Amendment 17

The Seventeenth Amendment: Direct Election of Senators

Another reform of the Progressive Era was allowing the people to select U.S. senators, rather than having state legislatures choose them, as originally provided in Article I. Advocates of the Seventeenth Amendment hoped to avoid the corrupt practice in which political machines, backed by corporate wealth, hand-picked senatorial candidates. Because of such practices, the Senate was often referred to as a “millionaire’s club.”

The Senate of the United States shall be composed of two Senators from each State, elected by the people thereof, for six years; and each Senator shall have one vote. The electors in each State shall have the qualifications requisite for electors of the most numerous branch of the State legislatures.

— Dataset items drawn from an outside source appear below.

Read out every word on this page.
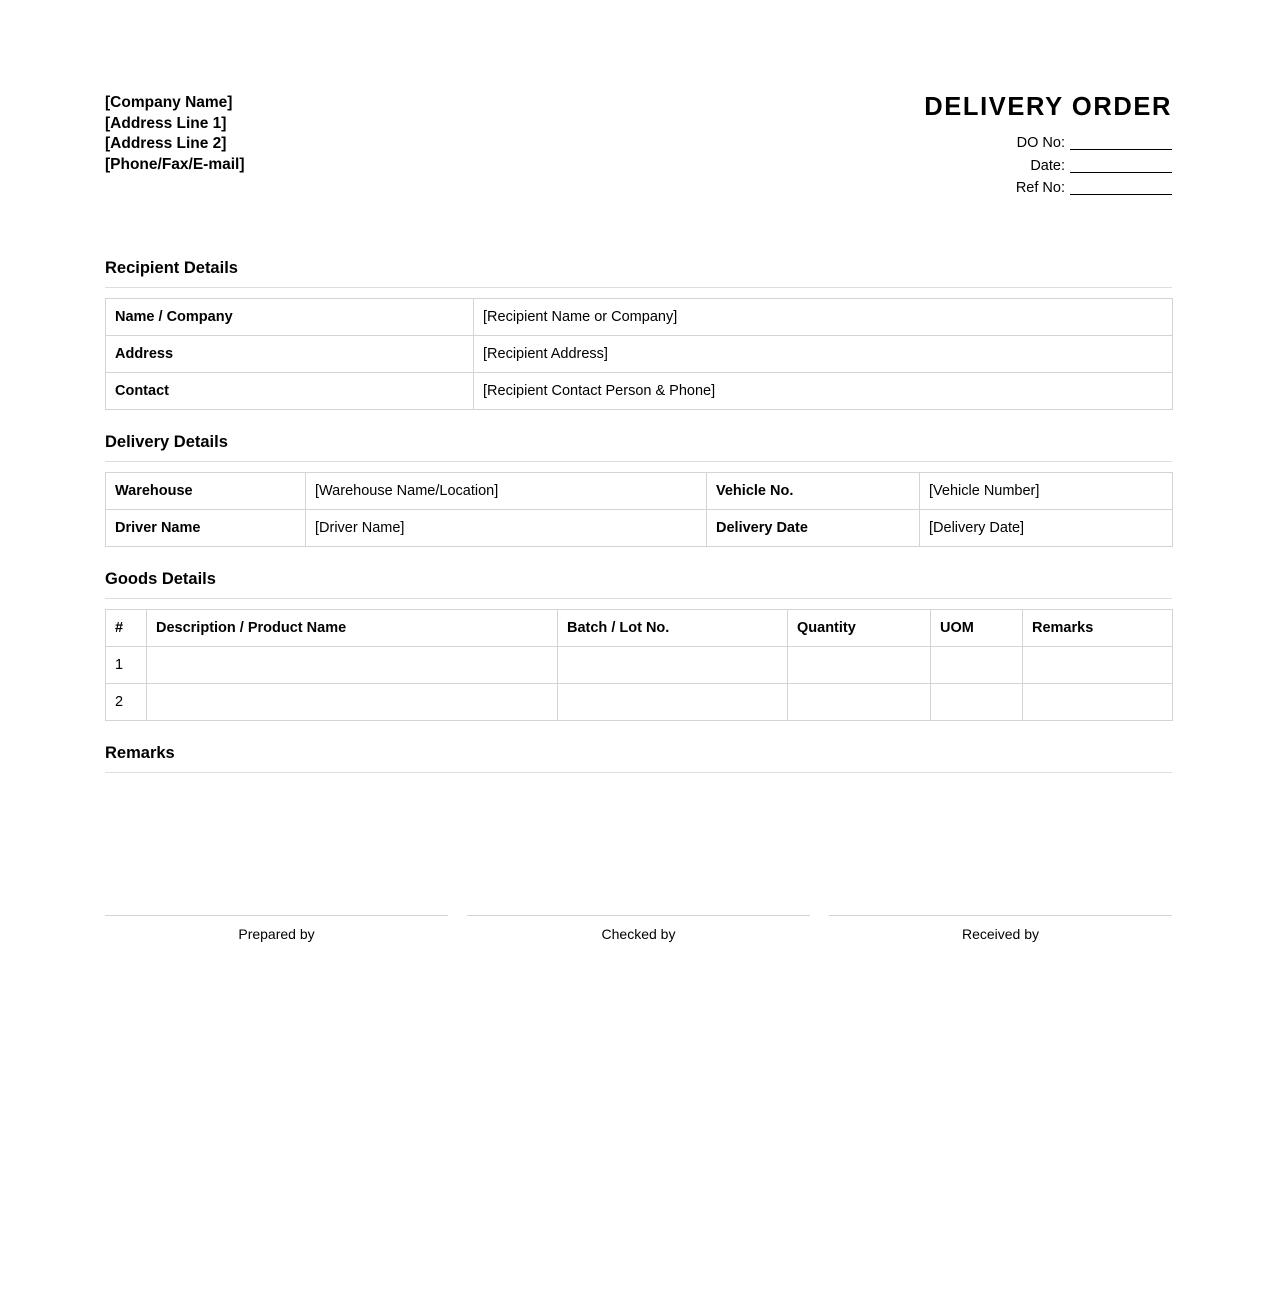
[Company Name]
[Address Line 1]
[Address Line 2]
[Phone/Fax/E-mail]
DELIVERY ORDER
DO No:
Date:
Ref No:
Recipient Details
Name / Company	[Recipient Name or Company]
Address	[Recipient Address]
Contact	[Recipient Contact Person & Phone]
Delivery Details
Warehouse	[Warehouse Name/Location]	Vehicle No.	[Vehicle Number]
Driver Name	[Driver Name]	Delivery Date	[Delivery Date]
Goods Details
#	Description / Product Name	Batch / Lot No.	Quantity	UOM	Remarks
1					
2					
Remarks
Prepared by	Checked by	Received by
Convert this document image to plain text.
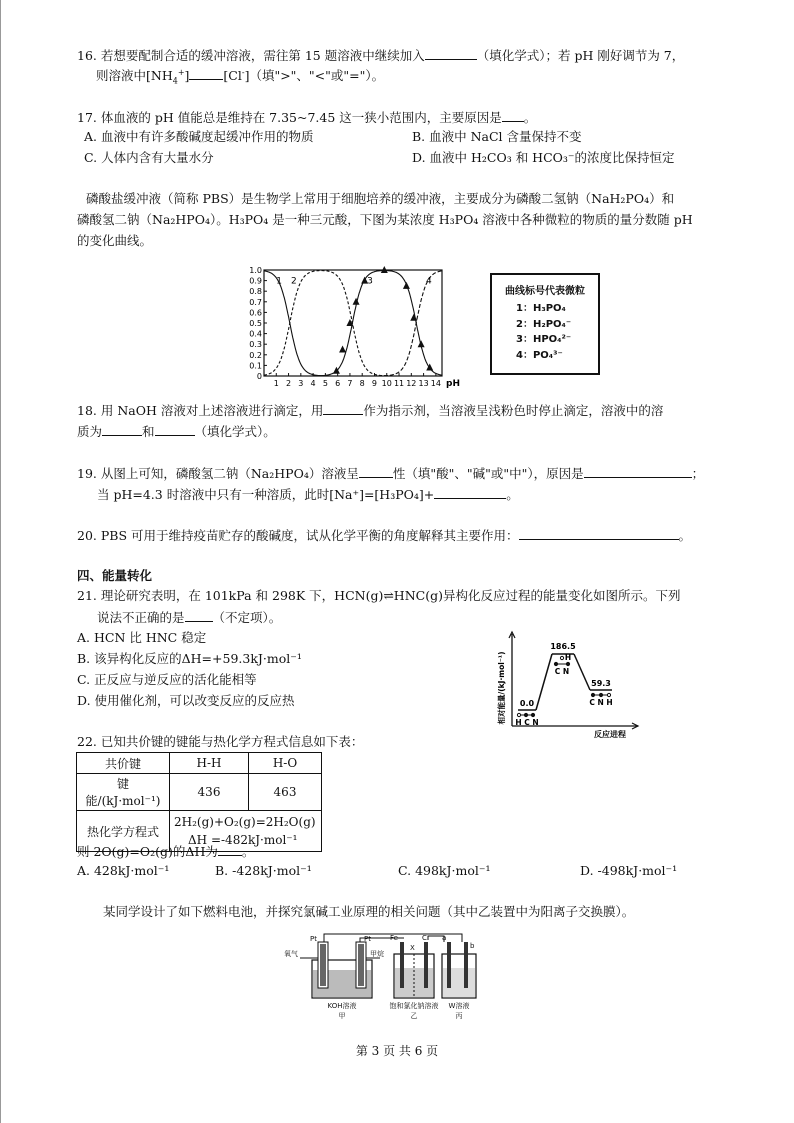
16. 若想要配制合适的缓冲溶液，需往第 15 题溶液中继续加入	（填化学式）；若 pH 刚好调节为 7，
则溶液中$[NH_4^+]$	[Cl-]（填">"、"<"或"="）。
17. 体血液的 pH 值能总是维持在 7.35~7.45 这一狭小范围内，主要原因是 。
A. 血液中有许多酸碱度起缓冲作用的物质	B. 血液中 NaCl 含量保持不变
C. 人体内含有大量水分	D. 血液中 H₂CO₃ 和 HCO₃⁻的浓度比保持恒定
磷酸盐缓冲液（简称 PBS）是生物学上常用于细胞培养的缓冲液，主要成分为磷酸二氢钠（NaH₂PO₄）和
磷酸氢二钠（Na₂HPO₄）。H₃PO₄ 是一种三元酸，下图为某浓度 H₃PO₄ 溶液中各种微粒的物质的量分数随 pH
的变化曲线。
0
0.1
0.2
0.3
0.4
0.5
0.6
0.7
0.8
0.9
1.0
1 2 3 4 5 6 7 8 9 10 11 12 13 14 pH
1 2	3	4
曲线标号代表微粒
1：H₃PO₄
2：H₂PO₄⁻
3：HPO₄²⁻
4：PO₄³⁻
18. 用 NaOH 溶液对上述溶液进行滴定，用	作为指示剂，当溶液呈浅粉色时停止滴定，溶液中的溶
质为	和	（填化学式）。
19. 从图上可知，磷酸氢二钠（Na₂HPO₄）溶液呈	性（填"酸"、"碱"或"中"），原因是	；
当 pH=4.3 时溶液中只有一种溶质，此时[Na⁺]=[H₃PO₄]+	。
20. PBS 可用于维持疫苗贮存的酸碱度，试从化学平衡的角度解释其主要作用：	。
四、能量转化
21. 理论研究表明，在 101kPa 和 298K 下，HCN(g)⇌HNC(g)异构化反应过程的能量变化如图所示。下列
说法不正确的是 （不定项）。
A. HCN 比 HNC 稳定
B. 该异构化反应的ΔH=+59.3kJ·mol⁻¹
C. 正反应与逆反应的活化能相等
D. 使用催化剂，可以改变反应的反应热	相对能量/(kJ·mol⁻¹)
反应进程
0.0
186.5
59.3
H C N
H
C N
C N H
22. 已知共价键的键能与热化学方程式信息如下表：
共价键	H-H	H-O
键能/(kJ·mol⁻¹)	436	463
热化学方程式	2H₂(g)+O₂(g)=2H₂O(g)
ΔH =-482kJ·mol⁻¹	
则 2O(g)=O₂(g)的ΔH为 。
A. 428kJ·mol⁻¹	B. -428kJ·mol⁻¹	C. 498kJ·mol⁻¹	D. -498kJ·mol⁻¹
某同学设计了如下燃料电池，并探究氯碱工业原理的相关问题（其中乙装置中为阳离子交换膜）。
Pt	Pt
氧气	甲烷
KOH溶液
甲
Fe	C
X
饱和氯化钠溶液
乙
a
b
W溶液
丙
第 3 页 共 6 页
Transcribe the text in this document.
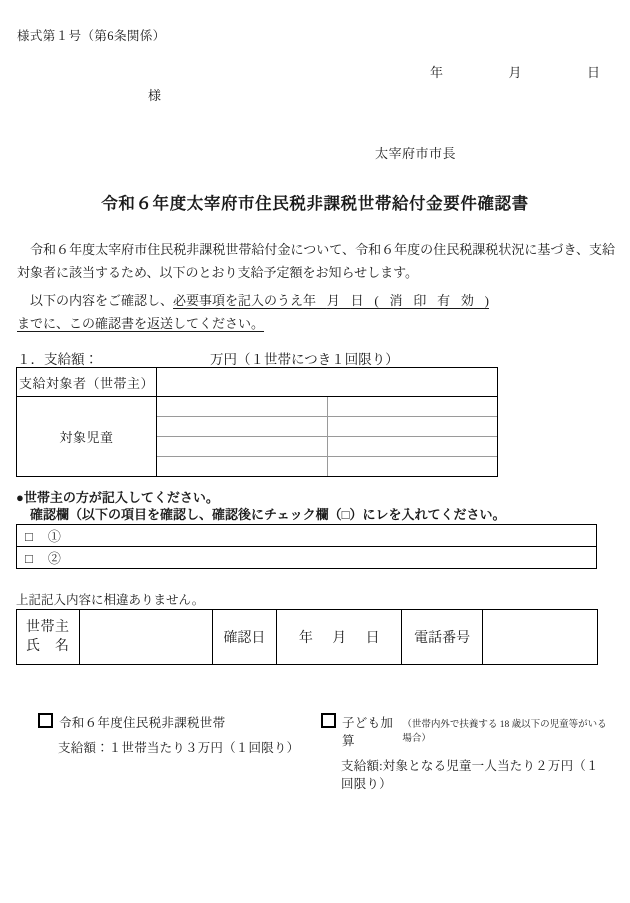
様式第１号（第6条関係）
年	月	日
様
太宰府市市長
令和６年度太宰府市住民税非課税世帯給付金要件確認書
令和６年度太宰府市住民税非課税世帯給付金について、令和６年度の住民税課税状況に基づき、支給対象者に該当するため、以下のとおり支給予定額をお知らせします。
以下の内容をご確認し、必要事項を記入のうえ年月日(消印有効)
までに、この確認書を返送してください。
１．支給額：	万円（１世帯につき１回限り）
支給対象者（世帯主）	
対象児童	

●世帯主の方が記入してください。
確認欄（以下の項目を確認し、確認後にチェック欄（□）にレを入れてください。
□　①
□　②
上記記入内容に相違ありません。
世帯主
氏　名		確認日	年 月 日	電話番号	
令和６年度住民税非課税世帯
支給額：１世帯当たり３万円（１回限り）
子ども加算
（世帯内外で扶養する 18 歳以下の児童等がいる場合）
支給額:対象となる児童一人当たり２万円（１回限り）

The Seventeenth Amendment changes Section 3 of Article I to allow direct election of senators by the people. It also allows states to determine what the qualifications of voters for senator shall be-subject of course to any further constitutional amendments. Therefore, women in some states, such as Wyoming, were allowed to vote for U.S. senator even before the Nineteenth Amendment gave women suffrage nationwide.

When vacancies happen in the representation of any State in the Senate, the executive authority of such State shall issue writs of election to fill such vacancies: Provided, That the legislature of any State may empower the executive thereof to make temporary appointments until the people fill the vacancies by election as the legislature may direct.

The governor of a state may make a temporary appointment for senator if the office becomes vacant. Article I does not contain similar provisions for the House of Representatives. As a result of the Cold War and the September 11, 2001 terrorist attacks, some scholars have proposed a constitutional amendment that would allow governors to make emergency appointments of House members if Congress was attacked and representatives were killed or disabled.

This amendment shall not be so construed as to affect the election or term of any Senator chosen before it becomes valid as part of the Constitution.

One obstacle to enacting the Seventeenth Amendment was Article V’s requirement that before an amendment can be submitted to the states for ratification, it must be approved by a two-thirds vote of both houses of Congress (or a special convention called by two-thirds of the states). Not surprisingly, the incumbent U.S. senators did not want to vote themselves out of a job. However, by 1911 a majority of states had already enacted some provisions requiring their state legislatures to consider the results of voter primaries when selecting senators.

Consequently, the Seventeenth Amendment was proposed in 1912 and ratified in 1913, although the House of Representatives had first passed it in the 1890s.